Once again, the odorless samples paired with images of heavy individuals were rated as smelling worse than those paired with images of thin people. And that effect was most pronounced among study participants who were themselves heavy.

The extent of negative bias toward overweight individuals may be greater than previously assumed, the authors say.

“Given how pervasive the bias might be, I think it’s important to make people aware of it, especially to the extent that individuals might not otherwise be able to explicitly recognize the bias in themselves,” Ward said.

Angela Meadows, a psychology researcher at the University of Birmingham in the UK who was not involved in the study, said the extent of negative bias toward heavier individuals is pretty well established.

“They experience stigma and discrimination in just about every aspect of daily life – including healthcare, education, legal proceedings, personal relationships – even going shopping is fraught with potential and actual negative experiences,” Meadows said.

“The world is not a friendly place for fat individuals,” said Meadows.

Meadows said most scientific attempts at improving the situation haven’t been very successful.

“Public health messages and the ‘War on Obesity’ aren’t helping because they frame the fat individual as the villain, and media representations of fat people are almost entirely negative,” she said.

When this stigma is pointed out, Meadows added, people often respond by saying that if fat people don’t like being treated badly, they should lose weight.

“Fat is one of the few stigmatized groups who are expected to change themselves in response to being bullied and harassed,” she pointed out.

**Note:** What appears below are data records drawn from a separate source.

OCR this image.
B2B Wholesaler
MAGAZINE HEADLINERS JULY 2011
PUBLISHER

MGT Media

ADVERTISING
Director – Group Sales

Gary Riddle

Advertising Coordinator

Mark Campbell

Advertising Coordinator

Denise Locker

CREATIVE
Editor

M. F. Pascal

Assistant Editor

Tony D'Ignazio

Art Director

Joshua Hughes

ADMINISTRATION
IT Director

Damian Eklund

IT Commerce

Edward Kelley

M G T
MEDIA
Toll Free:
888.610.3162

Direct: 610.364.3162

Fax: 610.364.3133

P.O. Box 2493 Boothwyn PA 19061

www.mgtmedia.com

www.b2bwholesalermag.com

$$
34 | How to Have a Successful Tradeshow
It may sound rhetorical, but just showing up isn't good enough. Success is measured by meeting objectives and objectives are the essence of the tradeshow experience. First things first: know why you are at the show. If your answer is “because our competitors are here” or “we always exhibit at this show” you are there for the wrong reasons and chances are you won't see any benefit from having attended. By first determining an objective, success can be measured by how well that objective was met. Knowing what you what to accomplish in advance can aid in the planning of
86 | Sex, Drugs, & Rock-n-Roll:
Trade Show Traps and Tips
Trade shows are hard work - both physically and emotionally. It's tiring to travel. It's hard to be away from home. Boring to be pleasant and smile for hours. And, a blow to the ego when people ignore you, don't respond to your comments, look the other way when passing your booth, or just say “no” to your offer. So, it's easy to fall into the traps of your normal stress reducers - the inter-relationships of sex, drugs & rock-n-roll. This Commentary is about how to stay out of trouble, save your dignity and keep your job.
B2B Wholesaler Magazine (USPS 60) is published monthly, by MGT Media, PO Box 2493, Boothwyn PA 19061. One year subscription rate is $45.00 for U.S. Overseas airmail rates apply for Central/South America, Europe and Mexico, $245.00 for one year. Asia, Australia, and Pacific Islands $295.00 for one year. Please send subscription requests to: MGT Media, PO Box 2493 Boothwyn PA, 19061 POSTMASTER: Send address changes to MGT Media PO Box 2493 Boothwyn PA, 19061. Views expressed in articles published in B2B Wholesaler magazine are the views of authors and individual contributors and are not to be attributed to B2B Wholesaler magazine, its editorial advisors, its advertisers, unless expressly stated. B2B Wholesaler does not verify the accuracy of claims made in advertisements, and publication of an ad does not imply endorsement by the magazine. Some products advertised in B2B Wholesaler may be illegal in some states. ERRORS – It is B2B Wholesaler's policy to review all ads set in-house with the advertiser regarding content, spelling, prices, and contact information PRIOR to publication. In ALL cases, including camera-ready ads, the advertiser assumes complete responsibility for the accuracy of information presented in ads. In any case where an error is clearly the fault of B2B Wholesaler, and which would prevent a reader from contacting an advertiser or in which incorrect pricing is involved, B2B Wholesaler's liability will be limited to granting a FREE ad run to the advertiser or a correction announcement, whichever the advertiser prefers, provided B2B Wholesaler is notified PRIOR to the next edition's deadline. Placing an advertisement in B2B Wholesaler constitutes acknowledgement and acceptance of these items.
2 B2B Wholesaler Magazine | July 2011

Meadows said the current study adds to previous evidence showing how much heavier people dislike their bodies.

“Common wisdom suggests that this could motivate them to change, but almost all the evidence points the other way,” she said. “Self-stigma is associated with more binge eating, less frequent exercise, and so on.”

Meadows said that more and more, research is showing that a positive body image is associated with more healthy behaviors, and better health and well being, even at larger body sizes.